Masked IRL has been validated across adversarial problem domains, privacy-aware modeling, and robot task generalization:

• Cybersecurity and Intrusion Detection: N-CIRL is applied to settings where the defender does not know which asset is threatened. Masking retards defensive learning and enables attacker deception (Zhang et al., 2019).
• Human Task Modeling with Partial Observability: Summarized demonstrations (e.g., total completion time, path length only) are shown to permit recovery of plausible reward models and uncertainty quantification when full trajectories are missing (Kangasrääsiö et al., 2017).
• Meta-Cognitive Radar Evasion: In radar waveform management, adversarially perturbing resource constraints ensures that an IRL attacker fails to reconstruct true limitations, with provable sample complexity bounds under Gaussian probe noise (Pattanayak et al., 2022).
• Robot Learning from Language and Demos: Masked IRL leveraging LLM-guided masking achieves up to 15% improvement in average win rate and 4.7× reduction in demonstration sample complexity over baselines, robustly disambiguates intent, and demonstrates substantial regret reductions and improved reward invariance in real-world tasks (Hwang et al., 18 Nov 2025).

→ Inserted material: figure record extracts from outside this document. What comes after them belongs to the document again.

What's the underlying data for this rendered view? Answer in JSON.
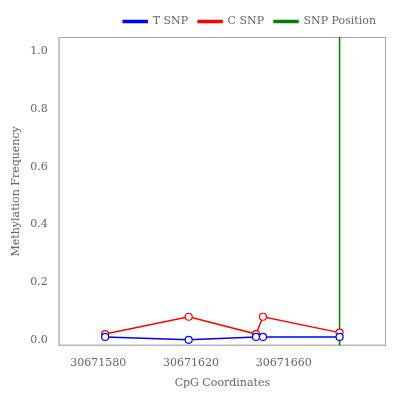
{
  "chart_data": {
    "type": "line",
    "xlabel": "CpG Coordinates",
    "ylabel": "Methylation Frequency",
    "x": [
      30671583,
      30671619,
      30671648,
      30671651,
      30671684
    ],
    "series": [
      {
        "name": "T SNP",
        "color": "blue",
        "marker": "circle",
        "values": [
          0.01,
          0.0,
          0.01,
          0.01,
          0.01
        ]
      },
      {
        "name": "C SNP",
        "color": "red",
        "marker": "circle",
        "values": [
          0.02,
          0.08,
          0.02,
          0.08,
          0.025
        ]
      }
    ],
    "vlines": [
      {
        "x": 30671684,
        "name": "SNP Position",
        "color": "green"
      }
    ],
    "xlim": [
      30671563,
      30671704
    ],
    "xticks": [
      30671580,
      30671620,
      30671660
    ],
    "ylim": [
      -0.02,
      1.05
    ],
    "yticks": [
      {
        "value": 0.0,
        "label": "0.0"
      },
      0.2,
      0.4,
      0.6,
      0.8,
      {
        "value": 1.0,
        "label": "1.0"
      }
    ],
    "grid": false,
    "legend": "upper right"
  }
}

5. Theoretical Guarantees and Limitations

Each Masked IRL instantiation comes with distinct analytical tradeoffs and computational properties:

• Contraction Guarantees: Both the primal (attacker) and dual (defender) backup operators in N-CIRL are $\gamma$-contractions, yielding unique fixed points and convergence of iterative schemes to equilibrium within $\epsilon$ when belief/surrogate spaces are sufficiently dense (Zhang et al., 2019).
• Sample Complexity Bounds: The I-IRL strategy, under Gaussian perturbations and margin collapse rate $(1-\eta)$, prescribes a number of spoofing rounds $K \geq O(\log(1/\delta))$ to drive the failure probability below $\delta$ (Pattanayak et al., 2022).
• Likelihood and Posterior Scalability: Exact IRL-from-summary is exponentially hard in horizon/action space, but MC/ABC methods scale linearly with the number of forward simulations. Identifiability strongly depends on the summary function $\sigma$; severe masking broadens posteriors and may render parameters unidentifiable (Kangasrääsiö et al., 2017).
• LLM Masking Performance: Mask prediction accuracy in ambiguous instructions reaches F1=0.67, increasing to F1=0.78 after LLM disambiguation and F1=0.88 with oracle ground-truth. Regret reduction and reward variance improvements are directly tied to accurate mask extraction from ambiguous input (Hwang et al., 18 Nov 2025).

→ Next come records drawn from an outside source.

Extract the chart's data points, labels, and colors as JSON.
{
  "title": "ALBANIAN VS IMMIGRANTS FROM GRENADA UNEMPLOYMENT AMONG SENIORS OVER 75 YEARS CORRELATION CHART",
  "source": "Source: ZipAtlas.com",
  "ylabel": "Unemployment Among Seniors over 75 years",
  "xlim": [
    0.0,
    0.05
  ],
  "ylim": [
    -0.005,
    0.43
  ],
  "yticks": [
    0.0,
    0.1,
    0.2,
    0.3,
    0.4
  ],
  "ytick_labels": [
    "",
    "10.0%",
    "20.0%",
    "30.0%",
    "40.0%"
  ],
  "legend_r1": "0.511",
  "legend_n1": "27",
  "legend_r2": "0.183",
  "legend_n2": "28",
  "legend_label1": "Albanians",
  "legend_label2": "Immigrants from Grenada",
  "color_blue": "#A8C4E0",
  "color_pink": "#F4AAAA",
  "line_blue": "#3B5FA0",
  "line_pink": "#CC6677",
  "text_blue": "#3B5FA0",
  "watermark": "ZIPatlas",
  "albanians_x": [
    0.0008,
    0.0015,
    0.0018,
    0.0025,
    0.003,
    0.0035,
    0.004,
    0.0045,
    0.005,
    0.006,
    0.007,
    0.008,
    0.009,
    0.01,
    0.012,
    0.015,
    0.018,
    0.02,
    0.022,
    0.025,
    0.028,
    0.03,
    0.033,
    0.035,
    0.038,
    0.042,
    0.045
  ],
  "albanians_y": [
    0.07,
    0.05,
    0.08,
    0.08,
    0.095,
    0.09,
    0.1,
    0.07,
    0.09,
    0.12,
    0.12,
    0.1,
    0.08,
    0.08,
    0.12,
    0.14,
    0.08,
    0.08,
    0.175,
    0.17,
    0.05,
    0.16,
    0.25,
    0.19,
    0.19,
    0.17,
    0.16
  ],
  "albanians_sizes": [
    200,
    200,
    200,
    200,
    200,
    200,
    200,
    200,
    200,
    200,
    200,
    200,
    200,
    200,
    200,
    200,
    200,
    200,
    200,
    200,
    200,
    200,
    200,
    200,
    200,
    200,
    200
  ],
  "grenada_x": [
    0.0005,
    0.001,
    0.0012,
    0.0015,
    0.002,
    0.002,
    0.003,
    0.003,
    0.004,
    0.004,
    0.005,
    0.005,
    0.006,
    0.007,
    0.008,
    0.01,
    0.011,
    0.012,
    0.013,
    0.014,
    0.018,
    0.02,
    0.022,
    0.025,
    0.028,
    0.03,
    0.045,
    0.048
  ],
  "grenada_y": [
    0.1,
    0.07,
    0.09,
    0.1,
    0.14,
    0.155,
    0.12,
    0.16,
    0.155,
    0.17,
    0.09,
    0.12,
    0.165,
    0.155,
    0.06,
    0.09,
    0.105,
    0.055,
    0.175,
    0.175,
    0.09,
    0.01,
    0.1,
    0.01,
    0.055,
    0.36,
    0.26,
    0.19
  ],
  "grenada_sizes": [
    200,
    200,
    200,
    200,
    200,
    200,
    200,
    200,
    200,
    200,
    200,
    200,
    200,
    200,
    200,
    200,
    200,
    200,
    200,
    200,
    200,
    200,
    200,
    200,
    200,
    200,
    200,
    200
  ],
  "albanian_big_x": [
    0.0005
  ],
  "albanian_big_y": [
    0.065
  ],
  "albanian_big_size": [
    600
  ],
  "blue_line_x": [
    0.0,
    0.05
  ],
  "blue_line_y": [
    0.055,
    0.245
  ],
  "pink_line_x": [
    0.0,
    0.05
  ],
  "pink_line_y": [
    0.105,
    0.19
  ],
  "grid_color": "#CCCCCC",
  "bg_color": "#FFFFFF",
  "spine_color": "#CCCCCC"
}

6. Broader Implications and Extensions

Masked IRL formalizes and extends numerous settings where direct recovery of objectives is impossible, undesirable, or adversarially prevented. Its methods underpin practical tools for privacy in behavior modeling, security in adversarial environments, and robust generalization in embodied learning. Capabilities for handling arbitrary information summarization, masking via language, and derived sample complexity and convergence bounds position Masked IRL as a foundational paradigm for research in incomplete information games, human-AI alignment under ambiguity, and strategic deception or privacy.

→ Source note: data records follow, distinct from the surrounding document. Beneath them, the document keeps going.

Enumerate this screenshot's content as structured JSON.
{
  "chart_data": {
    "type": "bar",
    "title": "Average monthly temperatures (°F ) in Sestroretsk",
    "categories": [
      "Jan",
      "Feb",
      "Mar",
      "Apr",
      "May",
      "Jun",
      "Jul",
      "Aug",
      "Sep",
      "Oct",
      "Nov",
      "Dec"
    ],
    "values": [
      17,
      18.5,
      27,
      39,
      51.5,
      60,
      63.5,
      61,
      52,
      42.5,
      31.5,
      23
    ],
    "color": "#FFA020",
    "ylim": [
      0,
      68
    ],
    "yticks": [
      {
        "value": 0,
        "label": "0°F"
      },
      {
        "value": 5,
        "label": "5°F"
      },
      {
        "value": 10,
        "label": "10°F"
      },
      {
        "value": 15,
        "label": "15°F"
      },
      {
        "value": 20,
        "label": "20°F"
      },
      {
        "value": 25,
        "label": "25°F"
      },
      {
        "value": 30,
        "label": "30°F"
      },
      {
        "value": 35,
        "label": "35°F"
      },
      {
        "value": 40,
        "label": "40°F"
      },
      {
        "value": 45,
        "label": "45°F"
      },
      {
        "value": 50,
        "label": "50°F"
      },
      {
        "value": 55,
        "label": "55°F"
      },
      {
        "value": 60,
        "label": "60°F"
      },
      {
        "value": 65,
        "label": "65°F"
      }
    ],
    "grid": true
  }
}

Future directions suggested in the literature include adaptive selection of discrepancy functions in ABC, dimensionality reduction in high-dimensional reward spaces, learning or co-inferring summary/masking operators, and integrating Masked IRL principles with broader partially observable MDP frameworks (Kangasrääsiö et al., 2017, Hwang et al., 18 Nov 2025). Developments in LLM-guided task structure extraction further allow Masked IRL to extend into fields where unstructured natural language and demonstration are the primary modes of communication and supervision.